Все посмотрели на него, не понимая или, вернее, не желая понять его слова. А он пожалел о сказанном. Но не потому, что испугался, а потому, что вновь изменил себе, раскрылся. Самолюбивая натура, уставшая от непривычной борьбы, не могла удержаться и понесла:

— И нечего на меня глядеть волками! Не по своей воле пошел за вами, но пошел же! А я человек не воинских чинов и всех ваших диспозиций не знаю, хотя, может быть, оно не так и важно… Да, гляжу, и вы не то чтоб особо их знали, потому откуда к ним, в Совет-то… к тем, кто там обретался, подмога такая скорая пришла, а?

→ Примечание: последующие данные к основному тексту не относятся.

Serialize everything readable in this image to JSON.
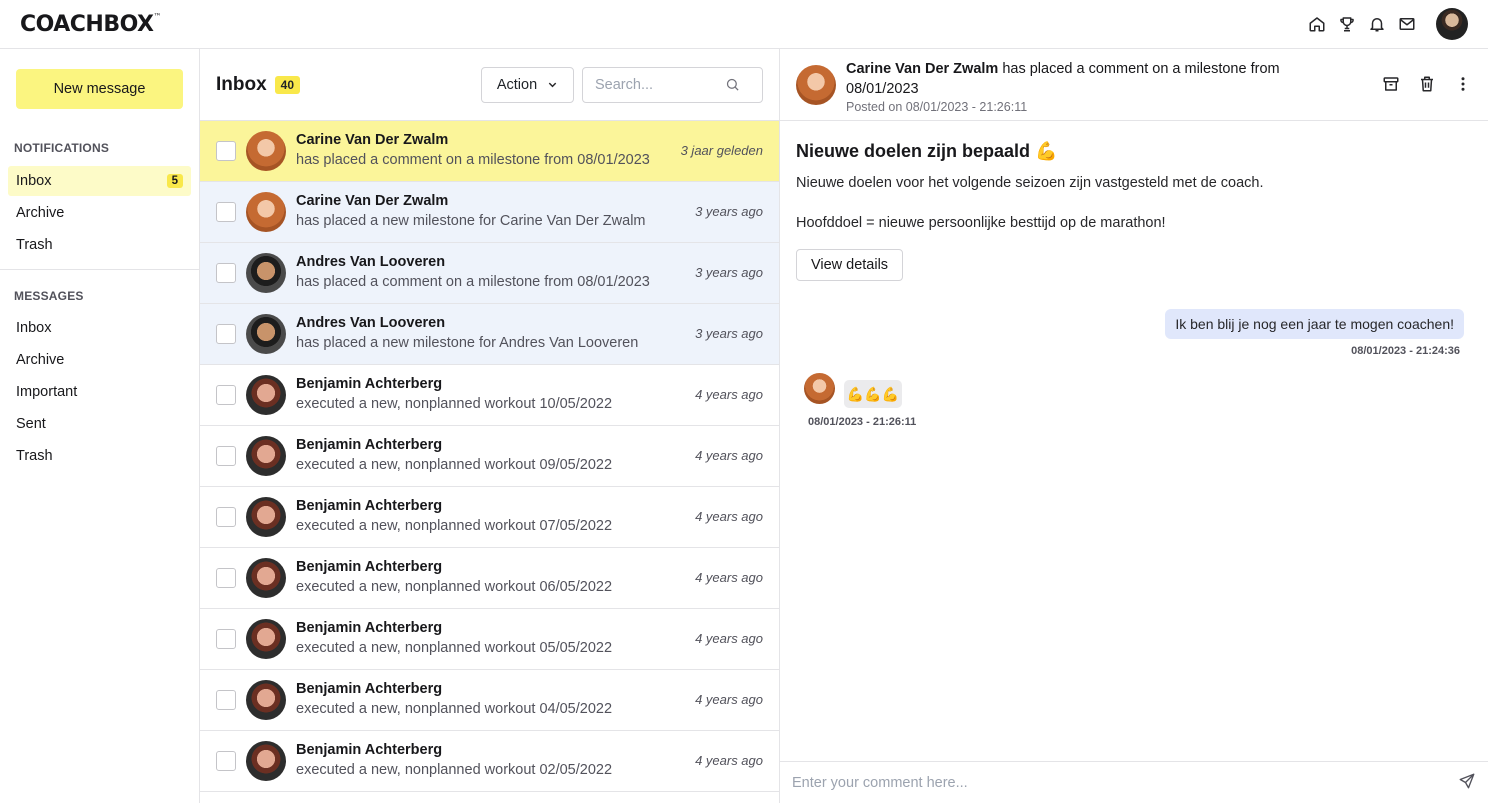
{
  "app": {
    "logo": "COACHBOX",
    "logo_mark": "™"
  },
  "topbar": {
    "icons": [
      "home-icon",
      "trophy-icon",
      "bell-icon",
      "mail-icon"
    ]
  },
  "sidebar": {
    "new_message": "New message",
    "notifications_title": "NOTIFICATIONS",
    "notifications": [
      {
        "label": "Inbox",
        "badge": "5"
      },
      {
        "label": "Archive"
      },
      {
        "label": "Trash"
      }
    ],
    "messages_title": "MESSAGES",
    "messages": [
      {
        "label": "Inbox"
      },
      {
        "label": "Archive"
      },
      {
        "label": "Important"
      },
      {
        "label": "Sent"
      },
      {
        "label": "Trash"
      }
    ]
  },
  "list": {
    "title": "Inbox",
    "count": "40",
    "action": "Action",
    "search_placeholder": "Search...",
    "rows": [
      {
        "name": "Carine Van Der Zwalm",
        "text": "has placed a comment on a milestone from 08/01/2023",
        "time": "3 jaar geleden"
      },
      {
        "name": "Carine Van Der Zwalm",
        "text": "has placed a new milestone for Carine Van Der Zwalm",
        "time": "3 years ago"
      },
      {
        "name": "Andres Van Looveren",
        "text": "has placed a comment on a milestone from 08/01/2023",
        "time": "3 years ago"
      },
      {
        "name": "Andres Van Looveren",
        "text": "has placed a new milestone for Andres Van Looveren",
        "time": "3 years ago"
      },
      {
        "name": "Benjamin Achterberg",
        "text": "executed a new, nonplanned workout 10/05/2022",
        "time": "4 years ago"
      },
      {
        "name": "Benjamin Achterberg",
        "text": "executed a new, nonplanned workout 09/05/2022",
        "time": "4 years ago"
      },
      {
        "name": "Benjamin Achterberg",
        "text": "executed a new, nonplanned workout 07/05/2022",
        "time": "4 years ago"
      },
      {
        "name": "Benjamin Achterberg",
        "text": "executed a new, nonplanned workout 06/05/2022",
        "time": "4 years ago"
      },
      {
        "name": "Benjamin Achterberg",
        "text": "executed a new, nonplanned workout 05/05/2022",
        "time": "4 years ago"
      },
      {
        "name": "Benjamin Achterberg",
        "text": "executed a new, nonplanned workout 04/05/2022",
        "time": "4 years ago"
      },
      {
        "name": "Benjamin Achterberg",
        "text": "executed a new, nonplanned workout 02/05/2022",
        "time": "4 years ago"
      }
    ]
  },
  "detail": {
    "sender": "Carine Van Der Zwalm",
    "header_text": " has placed a comment on a milestone from 08/01/2023",
    "posted": "Posted on 08/01/2023 - 21:26:11",
    "title": "Nieuwe doelen zijn bepaald 💪",
    "body1": "Nieuwe doelen voor het volgende seizoen zijn vastgesteld met de coach.",
    "body2": "Hoofddoel = nieuwe persoonlijke besttijd op de marathon!",
    "view_details": "View details",
    "messages": [
      {
        "text": "Ik ben blij je nog een jaar te mogen coachen!",
        "time": "08/01/2023 - 21:24:36"
      },
      {
        "text": "💪💪💪",
        "time": "08/01/2023 - 21:26:11"
      }
    ],
    "comment_placeholder": "Enter your comment here..."
  }
}
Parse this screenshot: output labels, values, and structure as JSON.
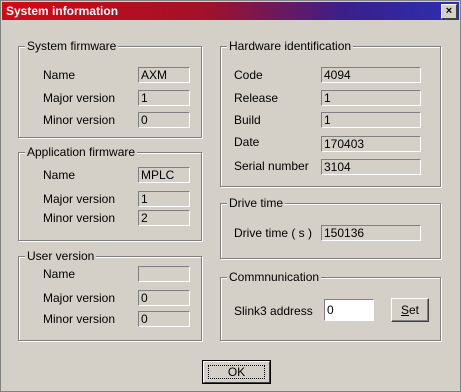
{
  "window": {
    "title": "System information",
    "close_label": "×"
  },
  "system_firmware": {
    "title": "System firmware",
    "name_label": "Name",
    "name_value": "AXM",
    "major_label": "Major version",
    "major_value": "1",
    "minor_label": "Minor version",
    "minor_value": "0"
  },
  "application_firmware": {
    "title": "Application firmware",
    "name_label": "Name",
    "name_value": "MPLC",
    "major_label": "Major version",
    "major_value": "1",
    "minor_label": "Minor version",
    "minor_value": "2"
  },
  "user_version": {
    "title": "User version",
    "name_label": "Name",
    "name_value": "",
    "major_label": "Major version",
    "major_value": "0",
    "minor_label": "Minor version",
    "minor_value": "0"
  },
  "hardware_identification": {
    "title": "Hardware identification",
    "code_label": "Code",
    "code_value": "4094",
    "release_label": "Release",
    "release_value": "1",
    "build_label": "Build",
    "build_value": "1",
    "date_label": "Date",
    "date_value": "170403",
    "serial_label": "Serial number",
    "serial_value": "3104"
  },
  "drive_time": {
    "title": "Drive time",
    "label": "Drive time ( s )",
    "value": "150136"
  },
  "communication": {
    "title": "Commnunication",
    "slink_label": "Slink3 address",
    "slink_value": "0",
    "set_label_accel": "S",
    "set_label_rest": "et"
  },
  "footer": {
    "ok_label": "OK"
  }
}
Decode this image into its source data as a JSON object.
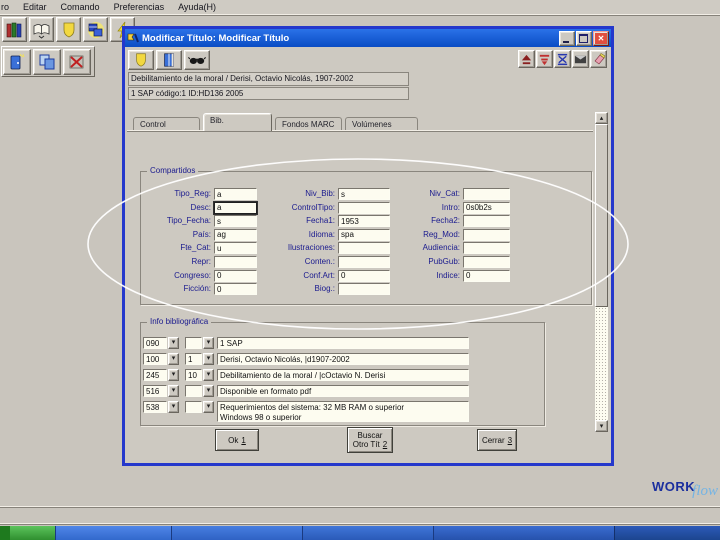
{
  "menu": {
    "items": [
      "ro",
      "Editar",
      "Comando",
      "Preferencias",
      "Ayuda(H)"
    ]
  },
  "dialog": {
    "title": "Modificar Título: Modificar Título",
    "header": {
      "title_line": "Debilitamiento de la moral / Derisi, Octavio Nicolás, 1907-2002",
      "info_line": "1 SAP   código:1   ID:HD136 2005"
    },
    "tabs": [
      {
        "label": "Control"
      },
      {
        "label": "Bib."
      },
      {
        "label": "Fondos MARC"
      },
      {
        "label": "Volúmenes"
      }
    ],
    "compartidos": {
      "legend": "Compartidos",
      "col1": [
        {
          "label": "Tipo_Reg:",
          "value": "a"
        },
        {
          "label": "Desc:",
          "value": "a"
        },
        {
          "label": "Tipo_Fecha:",
          "value": "s"
        },
        {
          "label": "País:",
          "value": "ag"
        },
        {
          "label": "Fte_Cat:",
          "value": "u"
        },
        {
          "label": "Repr:",
          "value": ""
        },
        {
          "label": "Congreso:",
          "value": "0"
        },
        {
          "label": "Ficción:",
          "value": "0"
        }
      ],
      "col2": [
        {
          "label": "Niv_Bib:",
          "value": "s"
        },
        {
          "label": "ControlTipo:",
          "value": ""
        },
        {
          "label": "Fecha1:",
          "value": "1953"
        },
        {
          "label": "Idioma:",
          "value": "spa"
        },
        {
          "label": "Ilustraciones:",
          "value": ""
        },
        {
          "label": "Conten.:",
          "value": ""
        },
        {
          "label": "Conf.Art:",
          "value": "0"
        },
        {
          "label": "Biog.:",
          "value": ""
        }
      ],
      "col3": [
        {
          "label": "Niv_Cat:",
          "value": ""
        },
        {
          "label": "Intro:",
          "value": "0s0b2s"
        },
        {
          "label": "Fecha2:",
          "value": ""
        },
        {
          "label": "Reg_Mod:",
          "value": ""
        },
        {
          "label": "Audiencia:",
          "value": ""
        },
        {
          "label": "PubGub:",
          "value": ""
        },
        {
          "label": "Indice:",
          "value": "0"
        }
      ]
    },
    "info_biblio": {
      "legend": "Info bibliográfica",
      "rows": [
        {
          "tag": "090",
          "ind": "",
          "value": "1 SAP"
        },
        {
          "tag": "100",
          "ind": "1",
          "value": "Derisi, Octavio Nicolás, |d1907-2002"
        },
        {
          "tag": "245",
          "ind": "10",
          "value": "Debilitamiento de la moral / |cOctavio N. Derisi"
        },
        {
          "tag": "516",
          "ind": "",
          "value": "Disponible en formato pdf"
        },
        {
          "tag": "538",
          "ind": "",
          "value": "Requerimientos del sistema: 32 MB RAM o superior\nWindows 98 o superior"
        }
      ]
    },
    "buttons": {
      "ok": {
        "label": "Ok",
        "accel": "1"
      },
      "buscar": {
        "line1": "Buscar",
        "line2": "Otro Tít",
        "accel": "2"
      },
      "cerrar": {
        "label": "Cerrar",
        "accel": "3"
      }
    }
  },
  "logo": {
    "bold": "WORK",
    "script": "flow"
  },
  "icons": {
    "dropdown": "▾",
    "scroll_up": "▴",
    "scroll_down": "▾",
    "close": "✕"
  },
  "colors": {
    "titlebar_blue": "#0e52cc",
    "dialog_border": "#2438cc",
    "window_gray": "#c9c5bd",
    "field_label_navy": "#1a1a8e",
    "close_button_red": "#e04f3f",
    "logo_navy": "#1b2f9e",
    "logo_lightblue": "#74b4e4",
    "taskbar_green": "#46b246",
    "taskbar_blue": "#2f66c8",
    "annotation_white": "#ffffff"
  }
}
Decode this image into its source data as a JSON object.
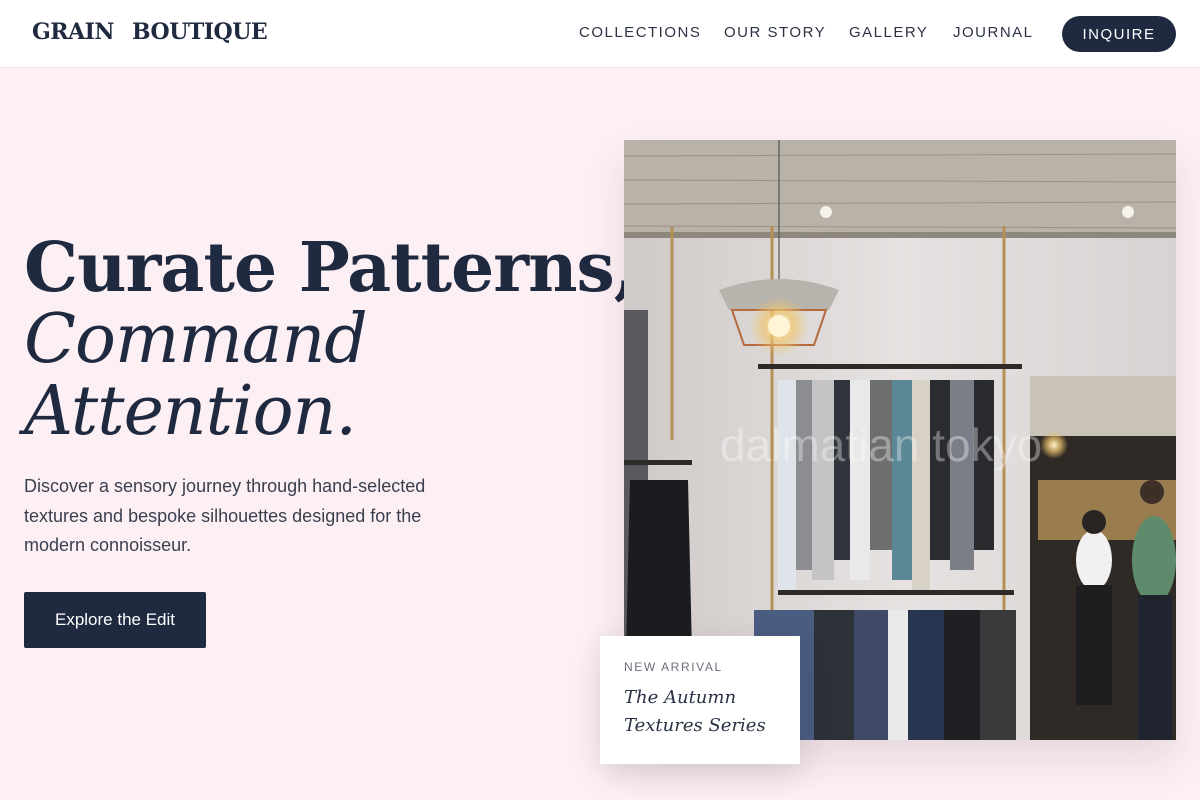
{
  "brand": {
    "word1": "GRAIN",
    "word2": "BOUTIQUE"
  },
  "nav": {
    "items": [
      "COLLECTIONS",
      "OUR STORY",
      "GALLERY",
      "JOURNAL"
    ],
    "cta": "INQUIRE"
  },
  "hero": {
    "line1": "Curate Patterns,",
    "line2": "Command",
    "line3": "Attention.",
    "description": "Discover a sensory journey through hand-selected textures and bespoke silhouettes designed for the modern connoisseur.",
    "cta": "Explore the Edit"
  },
  "image": {
    "watermark": "dalmatian tokyo"
  },
  "card": {
    "kicker": "NEW ARRIVAL",
    "title_line1": "The Autumn",
    "title_line2": "Textures Series"
  },
  "colors": {
    "background": "#fdf0f4",
    "navy": "#1f2a40",
    "header": "#ffffff"
  }
}
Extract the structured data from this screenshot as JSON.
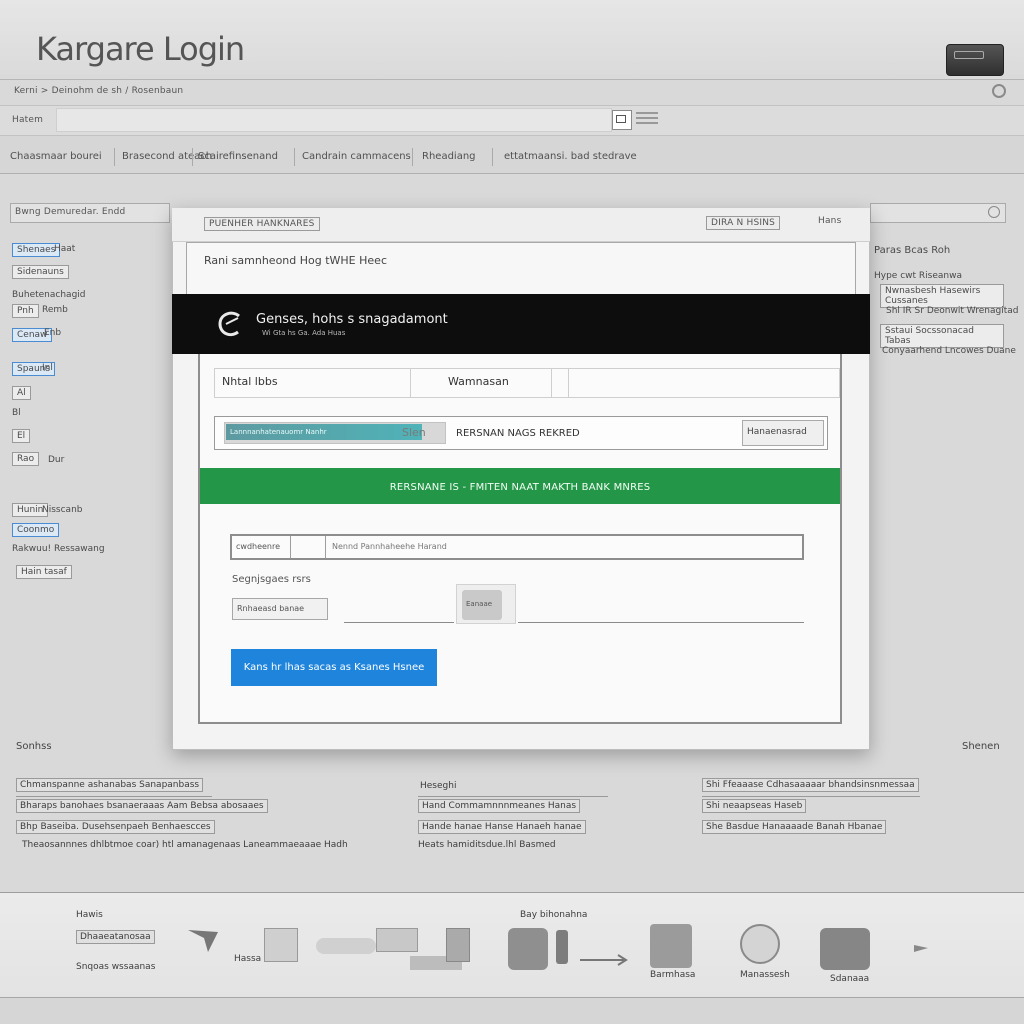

— Ты в эти дела не лезь, — остановил Смирнов. — До них еще черед не дошел.

— Может, и не дошел, — живо повернулся к нему Карп Данилыч. — Однако мы-то сейчас здесь, в этом амбаре, как тати ночные, от людей хоронимся…

Но договорить Митрюшин не успел: дверь амбара содрогнулась под градом ударов. Резкий голос из темноты оборвал оцепенение:

— Эй, вы там! Открывай дверь, выходи по одному! Без оружия!

И в напрягшейся тишине опять:

— Приказываю именем Советской власти! На размышление минута!

— Идиоты, дураки! — прохрипел Гоглидзе, непонятно к кому обращаясь, и дунул на свечу.

Наступила тьма. В узкое оконце под крышей заглянула дрожащая звездочка, непостижимо далекая и недоступная, как вечность.

— Перестреляют в этой мышеловке, как собак. А я на тот свет не тороплюсь, — снова прохрипел Гоглидзе. — Будем выходить, посмотрим, сколько их там. Откройте, поручик. — И громко крикнул: — Мы выходим!

Смирнов подошел к двери. Деревянно стукнул запор, и ночь открылась навстречу. Ротмистр постоял секунду и шагнул к выходу. Его остановили, обыскали, кто-то приказал отрывисто и звонко:

— Проходи! Следующий!

Вышли Добровольский, Субботин, Смирнов.

Гребенщиков жался в угол. У Митрюшина мелькнула мысль остаться, притаиться, как мышь, но он лишь тоскливо усмехнулся на свою наивность. Ноги стали ватными, во рту появилась горькая сухость. Он замешкался в двери, но его грубо схватили за рукав.

— Давай-давай, пошевеливайся!

После душного амбара предрассветная свежесть показалась особенно приятной. Карп Данилыч глубоко вздохнул, слыша, как внутри холод сжимает сердце, а оно загнанно бьется, отбивая одно и то же: «Вот и все… Вот и все… Вот и все…»

Его подтолкнули к другим. Они выстроились короткой угрюмой шеренгой.

— Все, что ли? — спросил невысокий с коротким ежиком волос человек. — Проверьте, — приказал красногвардейцу.

Митрюшин не понял, что произошло: в амбаре послышался глухой шум борьбы, и человек с ежиком волос, а с ним еще двое бросились на помощь красногвардейцу.

Карп Данилыч так и остался бы стоять на месте, если бы его не подтолкнул в бок Добровольский, шепнув жарко и страстно: «Бежим!» И он рванулся в сторону, не слыша ни криков «стой!», ни выстрелов.

43

Тяготила неизвестность. Догорала свеча, а архимандрит Валентин никак не мог успокоиться. Роившиеся мысли переносили за пределы Москвы, в тот небольшой городок, где должна начаться открытая борьба против Советов. Но сведений оттуда пока не было, и в сердце закрадывалось мрачное предчувствие.

Архимандрит погасил ножницами мигавший огарок. Сумерки сплели паутинки вечера в мягкую серую ткань. Небо начинало высвечиваться звездами.

Валентин отошел от окна. Шаги гулко отдались в комнатах. Архимандрит никак не мог унять неприятной дрожи в теле. Голова отяжелела, мысли потеряли привычную четкость и стройность.

— Ваше высокопреподобие, — вывел из задумчивости вкрадчиво-осторожный голос. Перед Валентином стоял монах-келейник. — Депешу велено передать. — Келейник протянул пакет.